Ou seja, a LA não tem por si só um efeito permissivo, na medida em que o
operador só pode exercer o direito após o licenciamento da actividade e não
após a emissão da LA (11º nº2 DL nº 127/2013).
Quanto
à classificação atendendo ao critério do conteúdo do acto também nos parece que
estamos perante um acto administrativo autorizativo constitutivo de direitos.
De facto, o acto administrativo (que inclui a autorização global) vem possibilitar
ao particular exercer um direito que não existia na sua esfera jurídica, sendo
que a Administração só irá conceder a licença quando conclua que aquela
actividade não atenta contra os valores ambientais, protegendo desta forma o
ambiente.
Para
finalizar, cabe ainda dizer que a LA, atendendo ao seu conteúdo, possui a
natureza de um acto administrativo temporário[viii]
na medida em que a mesma é concedida por um período, concretamente, determinado
que quando ultrapassado tem como consequência a caducidade da LA (veja-se o
art. 22º DL nº 127/2013).
Bibliografia:
- Vasco Pereira da Silva, Verde Cor de Direito-Lições de Direito do Ambiente;
- Carla Amado Gomes, O Procedimento de Licenciamento Ambiental Revisitado;
- Marcelo Rebelo de Sousa e André Salgado de Matos, Direito Administrativo Geral, Tomo III, 2º edição;
- José Eduardo Figueiredo Dias, A Licença Ambiental no Novo regime da PCIP, in Revista do Centro de Estudos do Ordenamento, do Urbanismo e do Ambiente;
- Raquel Carvalho, Licença Ambiental como Procedimento Autorizativo.

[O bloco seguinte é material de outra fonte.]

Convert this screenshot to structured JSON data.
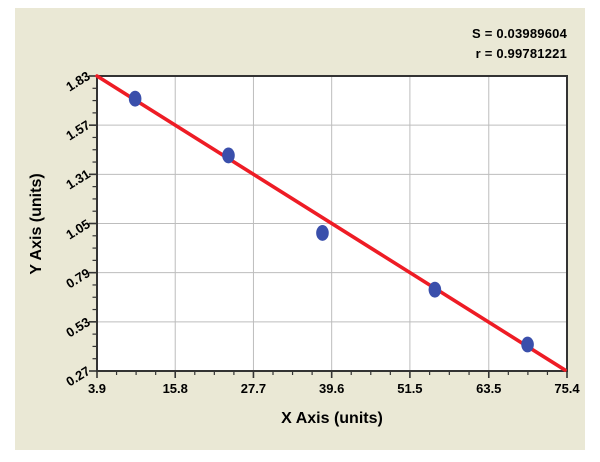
{
  "stats": {
    "s_line": "S = 0.03989604",
    "r_line": "r = 0.99781221"
  },
  "chart_data": {
    "type": "scatter",
    "title": "",
    "xlabel": "X Axis (units)",
    "ylabel": "Y Axis (units)",
    "xlim": [
      3.9,
      75.4
    ],
    "ylim": [
      0.27,
      1.83
    ],
    "x_ticks": [
      "3.9",
      "15.8",
      "27.7",
      "39.6",
      "51.5",
      "63.5",
      "75.4"
    ],
    "y_ticks": [
      "0.27",
      "0.53",
      "0.79",
      "1.05",
      "1.31",
      "1.57",
      "1.83"
    ],
    "minor_ticks_per_interval": 3,
    "grid": true,
    "legend": "none",
    "points": [
      {
        "x": 9.7,
        "y": 1.71
      },
      {
        "x": 23.9,
        "y": 1.41
      },
      {
        "x": 38.2,
        "y": 1.0
      },
      {
        "x": 55.3,
        "y": 0.7
      },
      {
        "x": 69.4,
        "y": 0.41
      }
    ],
    "fit_line": {
      "x1": 3.9,
      "y1": 1.83,
      "x2": 75.1,
      "y2": 0.275
    },
    "annotations": [
      "S = 0.03989604",
      "r = 0.99781221"
    ],
    "colors": {
      "background": "#EAE8D5",
      "plot_bg": "#FFFFFF",
      "grid": "#BDBDBD",
      "frame": "#333333",
      "line": "#EE1C25",
      "point": "#3A4FAB",
      "text": "#000000"
    }
  }
}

[i] Carla Amado Gomes, O Procedimento
de Licenciamento Ambiental Revisitado, cit. pág.1.
[ii] José Eduardo Figueiredo Dias, A
Licença Ambiental no Novo regime da PCIP, in Revista do Centro de Estudos do
Ordenamento, do Urbanismo e do Ambiente, pág.68.

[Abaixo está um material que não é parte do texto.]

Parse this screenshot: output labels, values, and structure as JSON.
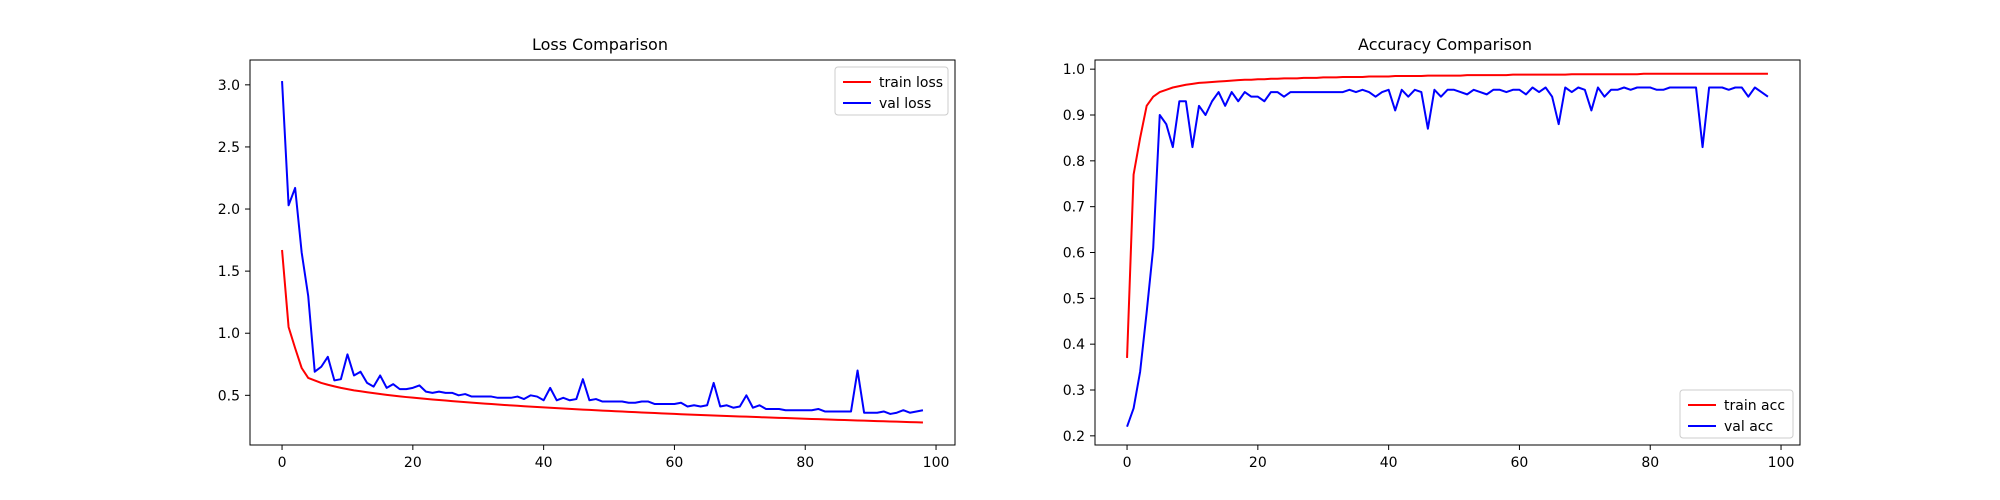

[iii] Marcelo Rebelo de Sousa e André
Salgado de Matos, Direito Administrativo Geral, Tomo III, 2º edição, pág.95 e
segs.
[iv] Marcelo Rebelo de Sousa e André
Salgado de Matos, ob.cit. pág.97.
[v] Marcelo Rebelo de Sousa e André
Salgado de Matos, ob.cit. pág.103.
[vi] Vasco Pereira da Silva, Verde
Cor de Direito-Lições de Direito do Ambiente, pág.207.
[vii] Assim, Figueiredo Dias, Vasco
Pereira da Silva e Raquel Carvalho.
[viii] Vasco Pereira da Silva, Verde Cor
de Direito-Lições de Direito do Ambiente, pág.203.